Simulating Mirror Zoom in 2D: Attempt 1

This post describes my ongoing attempts at simulating the reflections from a planar mirror using image processing techniques.

In particular, my task is to simulate planar mirror reflections given the following conditions/assumptions/input:

2D image of the background
Background is mostly static
Single user in front of a display surface that will act as planar mirror. User is freely moving in x, y, or z directions where +z points away from the mirror
A single high resolution camera is facing the user. The camera is attached to a robotic arm. Thus, the camera tracks the location of the user’s face.
Camera cannot move in z direction.
The camera is positioned behind the display surface. Mirror reflections are to be rendered to the display surface.
Realtime for realistic interactions

Why do I want to simulate a mirror

Mirrors are used for many purposes, one of which is medicine. In medicine, mirrors are used in pain therapy [1], and beyond this, self-imagery (reflection/viewing of your face/person) are being used in behavioral interventions. For instance, Video Self-Modeling (VSM)[2,3] is a behavioral intervention where the user learns by watching a video of herself perform an action. Learning occurs by observng herself perform, an unlearned(?) action that she can acquire (observational learning). VSM, and technologies like it (eg. virtual reality dopplegangers[4]) have been shown to be effective in their various applications. However, they are often difficult to produce. VSM requires hours of footage, in order to piece together a short video, showing the user seemingly performing the desired action. Dopplegangers are virtual reality replicas of the user, and requires tedious 3D capture of the user’s face (and body). Furthermore, these technologies often do not provide any feedback or other form of interaction to the user. In addition, there is little work on the relationship, if any, of a user’s learning speed or retention and feedback (or interaction) from a user’s self-image during the learning process.

What do you propose

For the particular case of behavioral interventions (such as VSM or dopplegangers), a modifiable mirror-like display can provide some answers to the above stated problems. Imagine a programmable planar mirror where a user can interact with their reflection. And… their reflection talks back to them and has its own reactions to the user’s actions.

What has been done

Generating a virtual mirror is a relatively solved problem in computer graphics. However, computer graphics solutions require a 3D model of the environment. They need a description of all the objects within the environment (lights, models, textures etc). These things are not available in the real world and would require extensive calculations and much tedious work to produce, if it can be produced.

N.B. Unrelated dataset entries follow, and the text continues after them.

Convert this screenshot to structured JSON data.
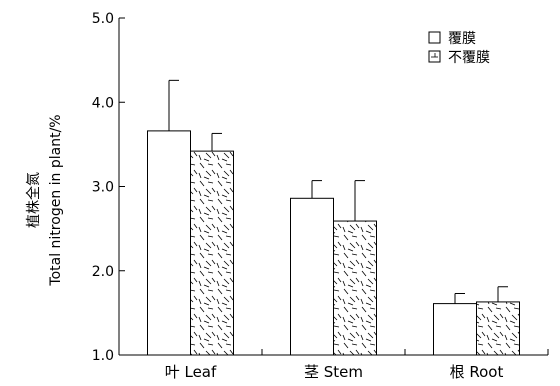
{
  "chart_data": {
    "type": "bar",
    "ylabel_cn": "植株全氮",
    "ylabel_en": "Total nitrogen in plant/%",
    "xlabel": "",
    "title": "",
    "categories": [
      "叶 Leaf",
      "茎 Stem",
      "根 Root"
    ],
    "series": [
      {
        "name": "覆膜",
        "values": [
          3.66,
          2.86,
          1.61
        ],
        "errors": [
          0.6,
          0.21,
          0.12
        ],
        "fill": "plain"
      },
      {
        "name": "不覆膜",
        "values": [
          3.42,
          2.59,
          1.63
        ],
        "errors": [
          0.21,
          0.48,
          0.18
        ],
        "fill": "hatched"
      }
    ],
    "ylim": [
      1.0,
      5.0
    ],
    "yticks": [
      "1.0",
      "2.0",
      "3.0",
      "4.0",
      "5.0"
    ],
    "legend_position": "top-right",
    "grid": false
  }
}
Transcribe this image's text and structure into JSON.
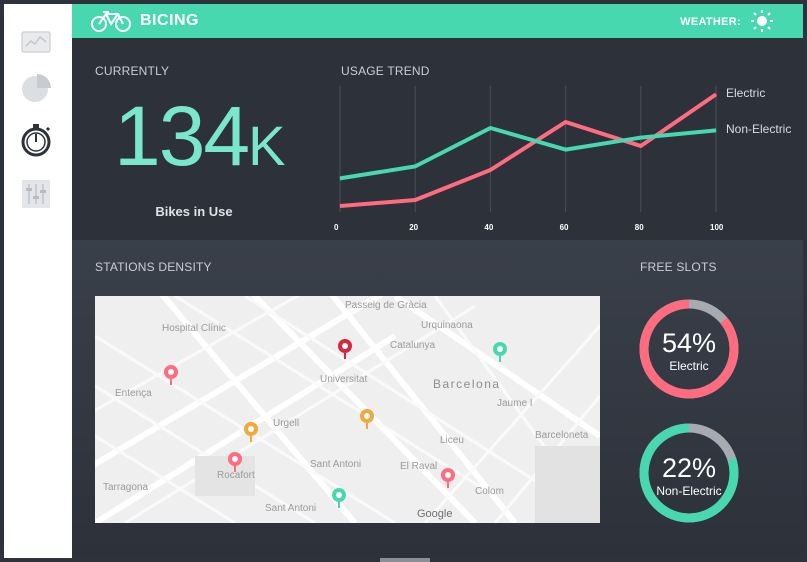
{
  "app": {
    "title": "BICING"
  },
  "header": {
    "weather_label": "WEATHER:",
    "weather_icon": "sun-icon"
  },
  "sidebar": {
    "items": [
      {
        "icon": "line-chart-icon"
      },
      {
        "icon": "pie-chart-icon"
      },
      {
        "icon": "stopwatch-icon",
        "active": true
      },
      {
        "icon": "equalizer-icon"
      }
    ]
  },
  "currently": {
    "label": "CURRENTLY",
    "value": "134",
    "unit": "K",
    "caption": "Bikes in Use",
    "color": "#7ae7cd"
  },
  "usage_trend": {
    "label": "USAGE TREND",
    "chart_data": {
      "type": "line",
      "x": [
        0,
        20,
        40,
        60,
        80,
        100
      ],
      "xticks": [
        "0",
        "20",
        "40",
        "60",
        "80",
        "100"
      ],
      "series": [
        {
          "name": "Electric",
          "color": "#ff6b7f",
          "values": [
            5,
            10,
            35,
            75,
            55,
            98
          ]
        },
        {
          "name": "Non-Electric",
          "color": "#47d8b0",
          "values": [
            28,
            38,
            70,
            52,
            62,
            68
          ]
        }
      ],
      "ylim": [
        0,
        100
      ],
      "grid": "vertical"
    }
  },
  "stations": {
    "label": "STATIONS DENSITY",
    "district_label": "Barcelona",
    "map_attribution": "Google",
    "place_labels": [
      "Hospital Clínic",
      "Passeig de Gràcia",
      "Catalunya",
      "Urgell",
      "Rocafort",
      "Sant Antoni",
      "El Raval",
      "Liceu",
      "Jaume I",
      "Universitat",
      "Tarragona",
      "Entença",
      "Sant Antoni",
      "Barceloneta",
      "Urquinaona",
      "Colom"
    ]
  },
  "free_slots": {
    "label": "FREE SLOTS",
    "items": [
      {
        "pct_label": "54%",
        "value": 54,
        "name": "Electric",
        "color": "#ff6b7f"
      },
      {
        "pct_label": "22%",
        "value": 22,
        "name": "Non-Electric",
        "color": "#47d8b0"
      }
    ]
  }
}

Image processing and computer vision techniques offer an alternative. In fact, they have been used in all work in generating virtual mirrors, and many commercial applications exist for different virtual mirror products. For instance, virtual try-ons (cosmetics like modiface app, fashion items like eye-glass try-on ) are easy notable examples in this space. A relatively recent paper in this space created a virtual plane mirror display, extendable to arbitrary shape and size mirrors, using 4 networked kinect cameras[5]. Shen et. al proved that the viewer’s location, not so much eye gaze, was necessary in determining the correct mirror image to render. However, a 3D model of the background was necessary, required networking kinect cameras, and extensive cleaning of the depth images returned from the cameras.

While I need to do more work in my research into relevant papers, I do not believe there have been many more advances in the real-time simulation of a virtual mirror (Please let me know via email or twitter if you disagree, with the attendant papers for reference).

What now

In this work, I want to modify the work of Shen et. al[5] in the following ways:

To remove the need for a 3D background model, use a 2D background image instead. This will be faster to acquire than depth-scanning the environment.
To track the user’s location in 3D space, track the user’s x-y location. That is, track the eye/face location using a camera attached to a robotic arm. As the user’s head moves, the camera moves with it. Then hallucinate the zooming effect on the mirror image when the user moves away or toward the display.
To segment out the user without a kinect, use a high def stereo camera that works realtime. The estimated depth can provide an easy layer-wise depth segmentation scheme.
To ensure the camera tracks the user’s face, the display can be a one-way mirror, with the camera behind the mirror, and the user in front of it. The allows the camera to center the user’s face in the image at all times. It should make the rendering easier. Will prove/disprove it later.

Thus far

Thus far, I am working on hallucinating the zooming effect, and will explain my progress and my experiments in my next post.

References

Ramachandran, Vilayanur S., Diane Rogers-Ramachandran, and Steve Cobb. “Touching the phantom limb.” Nature 377.6549 (1995): 489-490.
Dowrick, Peter W. “A review of self modeling and related interventions.” Applied and preventive psychology 8.1 (2000): 23-39.
Buggey, Tom. Seeing is believing: Video self-modeling for people with autism and other developmental disabilities. Woodbine House, 2009.
Fox, Jesse, and Jeremy N. Bailenson. “Virtual self-modeling: The effects of vicarious reinforcement and identification on exercise behaviors.” Media Psychology 12.1 (2009): 1-25.
Shen, Ju, et al. “Virtual mirror rendering with stationary rgb-d cameras and stored 3-d background.” IEEE Transactions on Image Processing 22.9 (2013): 3433-3448.